Il est bien entendu que je parle ici de l’électeur
averti, convaincu, de l’électeur théoricien, de celui qui s’imagine, le
pauvre diable, faire acte de citoyen libre, étaler sa souveraineté,
exprimer ses opinions, imposer - ô folie admirable et déconcertante -
des programmes politiques et des revendications sociales ; et non point
de l’électeur « qui la connaît » et qui s’en moque, de celui qui ne
voit dans « les résultats de sa toute-puissance » qu’une rigolade à la
charcuterie monarchiste, ou une ribote au vin républicain. Sa
souveraineté à celui-là, c’est de se pocharder aux frais du suffrage
universel. Il est dans le vrai, car cela seul lui importe, et il n’a
cure du reste. Il sait ce qu’il fait. Mais les autres ?

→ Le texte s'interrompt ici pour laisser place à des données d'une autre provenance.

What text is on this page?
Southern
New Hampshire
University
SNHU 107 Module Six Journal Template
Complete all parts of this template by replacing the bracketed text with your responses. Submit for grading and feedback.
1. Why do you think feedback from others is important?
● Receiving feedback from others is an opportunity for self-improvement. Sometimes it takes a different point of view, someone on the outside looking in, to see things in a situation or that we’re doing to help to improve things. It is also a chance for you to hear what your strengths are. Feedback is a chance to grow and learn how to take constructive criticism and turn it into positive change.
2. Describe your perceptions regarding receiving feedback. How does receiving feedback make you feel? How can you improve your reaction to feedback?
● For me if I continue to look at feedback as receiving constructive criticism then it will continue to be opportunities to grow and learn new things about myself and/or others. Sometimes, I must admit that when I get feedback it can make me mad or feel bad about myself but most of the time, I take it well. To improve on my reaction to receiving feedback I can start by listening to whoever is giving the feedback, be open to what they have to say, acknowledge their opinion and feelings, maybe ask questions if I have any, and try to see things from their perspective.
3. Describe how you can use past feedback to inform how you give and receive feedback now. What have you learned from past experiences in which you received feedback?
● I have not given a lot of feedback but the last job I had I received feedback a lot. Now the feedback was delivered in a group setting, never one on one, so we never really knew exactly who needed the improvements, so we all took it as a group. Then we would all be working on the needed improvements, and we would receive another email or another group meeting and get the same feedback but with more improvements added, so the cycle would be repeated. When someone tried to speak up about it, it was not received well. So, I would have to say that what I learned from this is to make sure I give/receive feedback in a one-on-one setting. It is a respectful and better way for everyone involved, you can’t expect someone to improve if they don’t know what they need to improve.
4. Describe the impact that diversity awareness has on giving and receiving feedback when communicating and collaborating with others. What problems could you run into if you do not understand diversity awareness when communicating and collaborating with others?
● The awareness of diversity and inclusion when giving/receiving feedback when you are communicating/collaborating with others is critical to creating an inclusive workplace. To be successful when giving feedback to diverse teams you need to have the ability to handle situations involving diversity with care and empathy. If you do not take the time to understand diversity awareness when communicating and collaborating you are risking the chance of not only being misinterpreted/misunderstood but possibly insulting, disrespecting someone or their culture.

Ah ! oui, les autres ! Les sérieux, les austères, les
peuple souverain, ceux-là qui sentent une ivresse les gagner lorsqu’ils
se regardent et se disent : « Je suis électeur ! Rien ne se fait que
par moi. Je suis la base de la société moderne. Par ma volonté, Floquet
fait des lois auxquelles sont astreints trente-six millions d’hommes,
et Baudry d’Asson aussi et Pierre Alype également. » Comment y en
a-t-il encore de cet acabit ? Comment, si entêtés, si orgueilleux, si
paradoxaux qu’ils soient, n’ont-ils pas été, depuis longtemps,
découragés et honteux de leur œuvre ? Comment peut-il arriver qu’il se
rencontre quelque part, même dans le fond des landes perdues de la
Bretagne, même dans les inaccessibles cavernes des Cévennes et des
Pyrénées, un bonhomme assez stupide, assez déraisonnable, assez aveugle
à ce qui se voit, assez sourd à ce qui se dit, pour voter bleu, blanc
ou rouge, sans que rien l’y oblige, sans qu’on le paye ou sans qu’on le
soûle ?
À quel sentiment baroque, à quelle mystérieuse
suggestion peut bien obéir ce bipède pensant, doué d’une volonté, à ce
qu’on prétend, et qui s’en va, fier de son droit, assuré qu’il
accomplit un devoir, déposer dans une boîte électorale quelconque un
quelconque bulletin, peu importe le nom qu’il ait écrit dessus ?....
Qu’est-ce qu’il doit bien se dire, en dedans de soi, qui justifie ou
seulement qui explique cet acte extravagant ? Qu’est-ce qu’il espère ?
Car enfin, pour consentir à se donner des maîtres avides qui le grugent
et qui l’assomment, il faut qu’il se dise et qu’il espère quelque chose
d’extraordinaire que nous ne soupçonnons pas. Il faut que, par de
puissantes déviations cérébrales, les idées de député correspondent en
lui à des idées de science, de justice, de dévouement, de travail et de
probité ; il faut que dans les noms seuls de Barbe et de Baïhaut, non
moins que dans ceux de Rouvier et de Wilson, il découvre une magie
spéciale et qu’il voie, au travers d’un mirage, fleurir et s’épanouir
dans Vergoin et dans Hubbard des promesses de bonheur futur et de
soulagement immédiat. Et c’est cela qui est véritablement effrayant.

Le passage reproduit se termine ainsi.